Near the beginning of the Chadian Berlinale competition film “Soumsoum, la nuit des astres” (Soumsoum, night of the stars) 17-year-old Kellou (Maïmouna Miawama) has walked from her village to an area of spectacular rock formations and a pellucid swimming pond where she has a terrifying vision of a half dozen zombie-like men stalking her.

No harm comes of it, but it is the first of several visions that will unnerve her and make her wonder if people calling her a “blood child”, because her mother died in childbirth, makes her different, and possibly evil.

The only one who can advise her is the town’s former midwife Aya (Achouackh Abakar Souleymane) but she has been branded an outcast and is shunned as a witch following the deaths of a half dozen infants.

The taboo is so restrictive that Aya cannot get help from the dispensary for a chronic cough that suggests advanced tuberculosis. Kellou’s father Garba (Ériq Ebouaney) tells her to stay away from Aya, who literally is a child of the stars. She was conceived on “Soumsoum, the night of the stars” when masked men and women danced and had sex without knowing who was whom. Nine months later, the infant took the mother’s name, but no patrilineal identity.

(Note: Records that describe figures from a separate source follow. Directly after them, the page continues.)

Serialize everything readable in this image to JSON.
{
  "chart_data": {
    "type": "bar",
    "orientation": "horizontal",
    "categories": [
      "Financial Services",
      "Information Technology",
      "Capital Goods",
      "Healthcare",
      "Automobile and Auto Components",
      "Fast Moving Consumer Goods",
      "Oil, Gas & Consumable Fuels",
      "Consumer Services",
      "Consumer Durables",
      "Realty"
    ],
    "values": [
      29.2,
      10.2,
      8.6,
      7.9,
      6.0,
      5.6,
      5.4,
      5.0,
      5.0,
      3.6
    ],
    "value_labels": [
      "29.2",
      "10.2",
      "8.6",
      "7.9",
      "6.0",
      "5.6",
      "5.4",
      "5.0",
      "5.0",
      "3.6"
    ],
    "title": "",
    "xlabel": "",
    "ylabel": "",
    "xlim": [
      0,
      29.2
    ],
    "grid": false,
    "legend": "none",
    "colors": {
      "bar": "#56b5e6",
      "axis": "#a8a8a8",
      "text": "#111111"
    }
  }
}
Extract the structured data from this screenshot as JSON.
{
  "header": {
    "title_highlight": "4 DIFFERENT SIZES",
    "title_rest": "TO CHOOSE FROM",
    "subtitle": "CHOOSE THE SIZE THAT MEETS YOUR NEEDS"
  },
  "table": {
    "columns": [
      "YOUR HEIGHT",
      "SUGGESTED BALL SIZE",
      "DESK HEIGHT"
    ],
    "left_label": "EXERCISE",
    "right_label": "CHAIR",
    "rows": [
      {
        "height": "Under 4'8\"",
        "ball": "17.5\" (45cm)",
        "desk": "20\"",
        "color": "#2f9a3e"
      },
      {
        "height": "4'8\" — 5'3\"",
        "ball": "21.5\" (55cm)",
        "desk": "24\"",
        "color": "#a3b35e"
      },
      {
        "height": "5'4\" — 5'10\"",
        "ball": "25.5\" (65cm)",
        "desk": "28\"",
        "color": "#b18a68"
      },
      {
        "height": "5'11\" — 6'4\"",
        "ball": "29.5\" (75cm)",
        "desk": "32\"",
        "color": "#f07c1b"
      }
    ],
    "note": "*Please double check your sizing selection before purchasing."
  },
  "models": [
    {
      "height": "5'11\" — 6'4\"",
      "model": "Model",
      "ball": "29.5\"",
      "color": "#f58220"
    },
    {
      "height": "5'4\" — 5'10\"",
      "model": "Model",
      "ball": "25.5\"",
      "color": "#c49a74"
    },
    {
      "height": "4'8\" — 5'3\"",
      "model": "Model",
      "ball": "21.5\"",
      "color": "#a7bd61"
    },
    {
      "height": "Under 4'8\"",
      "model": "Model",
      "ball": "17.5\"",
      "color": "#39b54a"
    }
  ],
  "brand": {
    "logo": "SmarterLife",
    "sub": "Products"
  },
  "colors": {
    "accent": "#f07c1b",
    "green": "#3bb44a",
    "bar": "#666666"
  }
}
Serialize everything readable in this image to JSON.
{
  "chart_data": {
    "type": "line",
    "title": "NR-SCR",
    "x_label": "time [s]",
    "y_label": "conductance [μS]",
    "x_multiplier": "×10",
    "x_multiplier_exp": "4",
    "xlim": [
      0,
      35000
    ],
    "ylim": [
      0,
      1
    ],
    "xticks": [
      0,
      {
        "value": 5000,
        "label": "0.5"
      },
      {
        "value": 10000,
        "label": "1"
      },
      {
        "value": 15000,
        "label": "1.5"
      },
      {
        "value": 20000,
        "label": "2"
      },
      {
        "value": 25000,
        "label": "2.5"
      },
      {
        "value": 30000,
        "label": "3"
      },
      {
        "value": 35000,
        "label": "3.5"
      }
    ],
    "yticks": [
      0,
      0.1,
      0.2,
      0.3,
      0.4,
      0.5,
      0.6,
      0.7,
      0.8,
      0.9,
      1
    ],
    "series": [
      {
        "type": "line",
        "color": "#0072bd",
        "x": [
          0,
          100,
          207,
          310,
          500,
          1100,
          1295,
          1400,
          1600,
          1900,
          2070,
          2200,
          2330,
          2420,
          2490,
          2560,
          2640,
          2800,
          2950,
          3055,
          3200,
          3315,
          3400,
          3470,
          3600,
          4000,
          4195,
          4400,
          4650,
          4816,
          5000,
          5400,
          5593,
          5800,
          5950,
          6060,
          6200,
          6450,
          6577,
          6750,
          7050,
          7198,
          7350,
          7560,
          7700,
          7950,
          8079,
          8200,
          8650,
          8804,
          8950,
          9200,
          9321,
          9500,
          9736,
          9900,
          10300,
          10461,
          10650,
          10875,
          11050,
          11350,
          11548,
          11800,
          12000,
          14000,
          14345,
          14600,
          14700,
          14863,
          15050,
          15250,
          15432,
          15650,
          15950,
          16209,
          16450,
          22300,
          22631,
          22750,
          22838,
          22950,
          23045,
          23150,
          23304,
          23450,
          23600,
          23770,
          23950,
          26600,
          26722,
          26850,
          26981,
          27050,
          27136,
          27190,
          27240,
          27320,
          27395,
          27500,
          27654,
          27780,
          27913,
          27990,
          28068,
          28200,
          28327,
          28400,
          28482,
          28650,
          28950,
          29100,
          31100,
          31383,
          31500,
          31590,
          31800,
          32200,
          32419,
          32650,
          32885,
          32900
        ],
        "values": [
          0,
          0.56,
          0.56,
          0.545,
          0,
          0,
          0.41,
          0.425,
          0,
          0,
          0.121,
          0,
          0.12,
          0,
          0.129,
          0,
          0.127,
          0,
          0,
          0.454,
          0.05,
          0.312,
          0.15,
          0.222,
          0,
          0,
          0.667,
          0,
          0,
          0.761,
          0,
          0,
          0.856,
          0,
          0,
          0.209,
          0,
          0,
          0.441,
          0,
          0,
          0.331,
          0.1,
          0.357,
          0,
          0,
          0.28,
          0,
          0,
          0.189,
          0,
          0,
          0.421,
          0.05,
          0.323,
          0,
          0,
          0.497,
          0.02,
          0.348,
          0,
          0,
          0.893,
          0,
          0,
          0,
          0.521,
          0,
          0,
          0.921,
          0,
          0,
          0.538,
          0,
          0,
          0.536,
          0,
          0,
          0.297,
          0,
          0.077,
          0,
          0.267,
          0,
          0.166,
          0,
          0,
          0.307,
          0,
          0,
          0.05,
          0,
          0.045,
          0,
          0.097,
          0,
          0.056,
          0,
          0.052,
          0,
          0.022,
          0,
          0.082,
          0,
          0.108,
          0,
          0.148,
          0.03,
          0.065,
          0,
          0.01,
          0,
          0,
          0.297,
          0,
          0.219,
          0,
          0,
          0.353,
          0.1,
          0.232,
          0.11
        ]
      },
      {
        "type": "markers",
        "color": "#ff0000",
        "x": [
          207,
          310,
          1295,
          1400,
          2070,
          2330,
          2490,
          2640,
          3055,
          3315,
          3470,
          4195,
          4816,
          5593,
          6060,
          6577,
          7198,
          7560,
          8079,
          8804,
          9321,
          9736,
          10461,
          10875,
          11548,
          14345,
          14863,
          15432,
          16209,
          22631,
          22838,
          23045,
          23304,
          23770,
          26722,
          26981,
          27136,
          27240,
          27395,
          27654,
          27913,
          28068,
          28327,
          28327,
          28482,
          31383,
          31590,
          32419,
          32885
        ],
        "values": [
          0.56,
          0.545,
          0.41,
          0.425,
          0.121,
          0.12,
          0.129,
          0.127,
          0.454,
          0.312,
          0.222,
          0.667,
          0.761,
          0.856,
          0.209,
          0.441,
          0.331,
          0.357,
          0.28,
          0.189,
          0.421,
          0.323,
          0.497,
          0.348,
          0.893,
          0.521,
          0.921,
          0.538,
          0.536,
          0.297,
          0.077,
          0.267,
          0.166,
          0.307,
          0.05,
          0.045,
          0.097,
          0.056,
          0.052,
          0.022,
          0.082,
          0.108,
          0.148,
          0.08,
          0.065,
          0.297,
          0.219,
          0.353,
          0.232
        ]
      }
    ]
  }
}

This is the complex world in which veteran Chadian director Mahamat-Saleh Haroun has set his tale which pits women, chief among them Kellou and Aya, trying to respect a tight bond between nature and humans, with a patriarchy that sticks to tradition, no matter what.

More than once in the film it is said that if nature is not respected, there will be consequences.

One of those disasters is heard on the opening soundtrack as a rainstorm that Aya says began at 10 a.m. on Sept 11, 2024 and lasted more than 24 hours destroyed much of the village through flooding.

Her visions tell her that more of the same is in store unless the villagers realise that every action has consequences.

“Yes, it’s important for me to work on this connection, this tie, that really underlies the whole beauty of the world, listening to the elements of nature,” Haroun told a news conference.

“I don’t talk about the natural world per se, I don’t want to be reactionary, nor do I want to cling to the path — the world is moving forward.

“So I’m not saying that we ought to go back to bygone days. But I think that we listen to the nature of the world. Silence, communion with nature, that’s something that is absolutely vital.”

Aya’s eventual death, which is broadcast from the moment we meet her, brings out the worst in the village menfolk. They do not want her body to be washed or buried, though this is the time-honoured custom, and insist instead that she be burned and her ashes scattered — so the village can be cleansed of her sorcery.

Haroun said the world he depicts in rural Chad is a fictional environment, and that the film is in no way ethnographic. A patriarchy that would insist on such punishments exists pretty much everywhere, he said, noting that in Europe witches were burned at the stake.

Kellou’s heroic effort to assure that Aya receives the respect she is due in death helps her in the end to conquer her own demons in this thought-provoking, beautifully acted film that despite its setting in the desert in Chad, has a universal message.